Cameron, who started covering environmental issues in the 1960s, decided to go direct to his audience, creating thegreeninterview.com, which features hour-long discussions with the world's leading environmental thinkers. The format embraces the technology while bucking its inherent bias for brevity. "I call it the anti-soundbyte," he says. "We don't do much production and it's not visually oriented; people watch while cooking or painting and they can glance up from time to time for context."

click to enlarge Matthew Morgan

The model has worked. Cameron just signed a deal that will make the videos available in 15,000 libraries around the world, and this Friday he will become one of the first TEDxNovaScotia speakers. (For event details, see page 26.) The TED concept mirrors that of Cameron's video website: gather the leading thinkers and invite them to dazzle audiences with punchy, entertaining talks that will become available online for the world to see. The main difference is that TED talks are, like most messages in the schizo-virtual age, short: 18 minutes. Seventeen speakers (including professional entertainers Jenn Grant, Ben Caplan and Shakespeare by the Sea) will take stages at NSCC Waterfront and Acadia University, addressing the loose theme of designing your life within your community. With that theme it's no surprise that the Dartmouth event also features Sean Gallagher (owner of Local Source) and Camelia Freiberg (co-founder of the Pollination Project).

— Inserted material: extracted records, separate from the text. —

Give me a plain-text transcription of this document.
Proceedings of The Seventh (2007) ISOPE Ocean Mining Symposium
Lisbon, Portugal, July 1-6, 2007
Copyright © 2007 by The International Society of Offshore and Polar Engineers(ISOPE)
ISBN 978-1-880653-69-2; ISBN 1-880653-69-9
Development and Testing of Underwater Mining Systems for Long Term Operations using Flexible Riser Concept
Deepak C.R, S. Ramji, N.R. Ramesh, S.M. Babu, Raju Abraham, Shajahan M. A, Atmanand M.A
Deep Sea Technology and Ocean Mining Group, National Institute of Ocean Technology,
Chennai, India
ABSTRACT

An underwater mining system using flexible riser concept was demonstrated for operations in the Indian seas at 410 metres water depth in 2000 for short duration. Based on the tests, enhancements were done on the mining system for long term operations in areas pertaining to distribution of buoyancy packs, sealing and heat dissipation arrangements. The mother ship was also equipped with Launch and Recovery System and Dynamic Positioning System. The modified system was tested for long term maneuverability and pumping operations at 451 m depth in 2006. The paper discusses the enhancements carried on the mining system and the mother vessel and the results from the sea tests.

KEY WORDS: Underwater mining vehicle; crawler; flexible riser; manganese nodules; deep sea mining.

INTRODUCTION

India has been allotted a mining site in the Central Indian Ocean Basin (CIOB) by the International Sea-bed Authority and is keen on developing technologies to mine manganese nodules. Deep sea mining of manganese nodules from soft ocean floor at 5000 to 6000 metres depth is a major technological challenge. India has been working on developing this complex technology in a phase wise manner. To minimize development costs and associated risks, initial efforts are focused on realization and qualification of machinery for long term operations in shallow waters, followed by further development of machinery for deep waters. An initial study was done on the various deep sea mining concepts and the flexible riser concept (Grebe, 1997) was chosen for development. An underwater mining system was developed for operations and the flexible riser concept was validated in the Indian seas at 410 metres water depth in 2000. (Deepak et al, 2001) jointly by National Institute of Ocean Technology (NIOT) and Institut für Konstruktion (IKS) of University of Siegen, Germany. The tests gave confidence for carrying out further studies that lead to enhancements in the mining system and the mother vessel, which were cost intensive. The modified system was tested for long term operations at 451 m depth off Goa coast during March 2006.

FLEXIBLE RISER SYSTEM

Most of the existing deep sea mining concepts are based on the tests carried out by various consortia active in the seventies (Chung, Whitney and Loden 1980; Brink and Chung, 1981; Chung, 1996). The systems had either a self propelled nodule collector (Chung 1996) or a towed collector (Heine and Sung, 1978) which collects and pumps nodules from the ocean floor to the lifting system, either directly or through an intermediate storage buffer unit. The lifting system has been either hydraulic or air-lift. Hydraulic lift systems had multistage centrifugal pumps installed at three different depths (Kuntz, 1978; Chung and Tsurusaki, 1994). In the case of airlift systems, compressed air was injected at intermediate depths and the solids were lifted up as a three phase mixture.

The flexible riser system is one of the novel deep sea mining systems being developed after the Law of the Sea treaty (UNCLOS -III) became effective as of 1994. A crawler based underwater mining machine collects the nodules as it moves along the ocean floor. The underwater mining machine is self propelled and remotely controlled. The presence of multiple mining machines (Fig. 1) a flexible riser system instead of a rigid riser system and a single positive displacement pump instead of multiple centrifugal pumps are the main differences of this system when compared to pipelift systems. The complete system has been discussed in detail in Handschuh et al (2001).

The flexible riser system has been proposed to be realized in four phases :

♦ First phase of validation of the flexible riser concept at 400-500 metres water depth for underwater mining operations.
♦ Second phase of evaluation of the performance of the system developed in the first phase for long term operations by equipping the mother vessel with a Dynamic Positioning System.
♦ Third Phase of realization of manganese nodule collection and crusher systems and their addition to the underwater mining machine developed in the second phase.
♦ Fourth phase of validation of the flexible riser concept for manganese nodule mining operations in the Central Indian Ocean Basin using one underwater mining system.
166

For Cameron, the event is a chance to educate and do the essential work of promoting his website and himself as a speaker. I share his story here because it contains valuable lessons for the environmental movement: embrace the new, especially when it reinforces the traditions that sustain us. "Farley Mowat calls himself not a writer but a saga man," he says, "a Norse storyteller. Whatever the medium these are the same stories of love, hope, lust and luxury."

Whether the stories hit us in hyperlinks, jump-cut video or around the fireplace, they are, as novelist Leslie Marmon Silko wrote, "all we have to fight off illness and death."

  • In an age of internet-induced information overload, stories are still everything.